Oleh Anto Dwiastoro Slamet
"Jangan tinggal di masa lalu, jangan memimpikan masa depan, konsentrasikan pikiran pada saat ini." -- Buddha Gautama
Salah seorang bibi saya adalah seorang dokter yang pernah bertugas di sebuah kampung di provinsi Nangroe Aceh Darussalam. Kampung itu begitu terpencilnya, sehingga sulit diakses bantuan obat-obatan. Bibi saya pun praktik medis di sana berbekal ilmu 'tanggap darurat' yang dipelajarinya di fakultas kedokteran; cara-cara untuk memberi pertolongan pertama yang sepintas bisa dianggap tidak biasa dari kacamata ilmu kedokteran modern. Selain berbekal ilmu tersebut, beliau juga memperoleh pengalaman dalam hal mengatasi penyakit-penyakit tertentu dengan metode tradisional yang telah diterapkan penduduk setempat dari generasi ke generasi. Dari sudut pandang layanan medis profesional, mungkin bibi saya itu bisa dianggap melakukan malpraktik. Tapi dari sisi pertimbangan moral, dalam menghadapi kasus-kasus medis yang membutuhkan penanganan segera, tidak ada kata 'nanti' atau 'tunggu bantuan dari pusat' dalam kamus beliau.

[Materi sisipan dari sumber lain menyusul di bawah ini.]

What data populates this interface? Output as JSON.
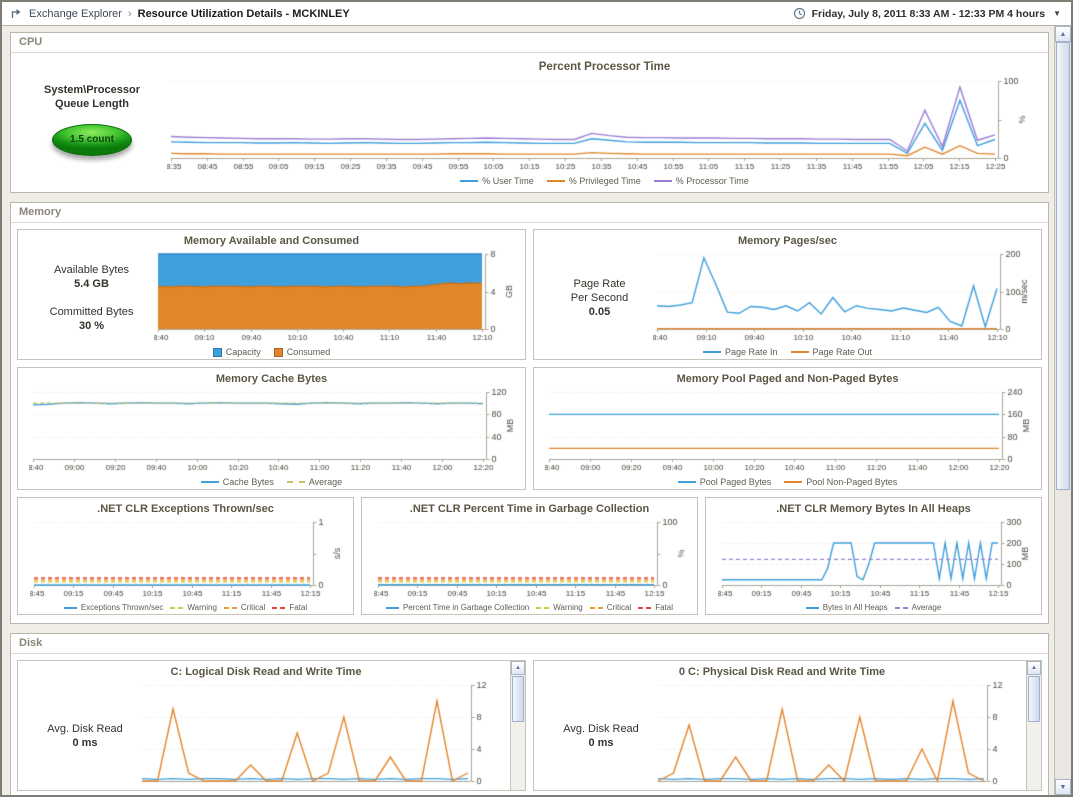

Banyak hal dalam kehidupan kita tidak jarang membutuhkan penanganan segera. Ibarat setitik api jika dibiarkan akan menjadi besar dan mengancam jiwa kita, persoalan-persoalan dalam kehidupan sosial kita pun seyogianya tidak dibiarkan berlarut-larut tanpa penanganan yang cepat dan tepat. Penundaan dalam penyelesaiannya hanya akan menimbulkan persoalan baru.
Penyelenggaraan organisasi merupakan salah satu dari sekian banyak bidang kehidupan sosial yang kerap menghadapi persoalan yang berdimensi pertikaian. Adalah wajar jika kita sesekali bertikai, karena toh kita masing-masing mempunyai kepentingan, kebutuhan dan keinginan yang tidak mungkin diseragamkan. Yang tidak wajar adalah jika pertikaian itu menjadi berlarut-larut, lalu membesar dan meluas karena masing-masing pihak yang bertikai mulai mencari dukungan. Organisasi semacam ini biasanya diketuai oleh orang yang tidak memiliki kemampuan memimpin dan kewibawaan yang mampu mengayomi anggota. Ia cenderung menyelamatkan dirinya sendiri, menghindari penyelesaian masalah segera dengan berlindung di balik AD/ART. Biasanya, ia hanya bisa mengatakan -- yang saking klisenya hingga sulit untuk dianggap sebagai pernyataan diplomatis: "Nanti saja, pas musyawarah nasional kita selesaikan masalah ini." Bila Anda kebetulan ketua organisasi tipe ini, belajarlah sebanyak-banyaknya dari para dokter UGD (unit gawat darurat), dinas pemadam kebakaran, komandan pasukan tempur, pilot, atau siapa pun yang tidak mengenal kata 'nanti' dalam kamus profesi mereka ketika menghadapi persoalan.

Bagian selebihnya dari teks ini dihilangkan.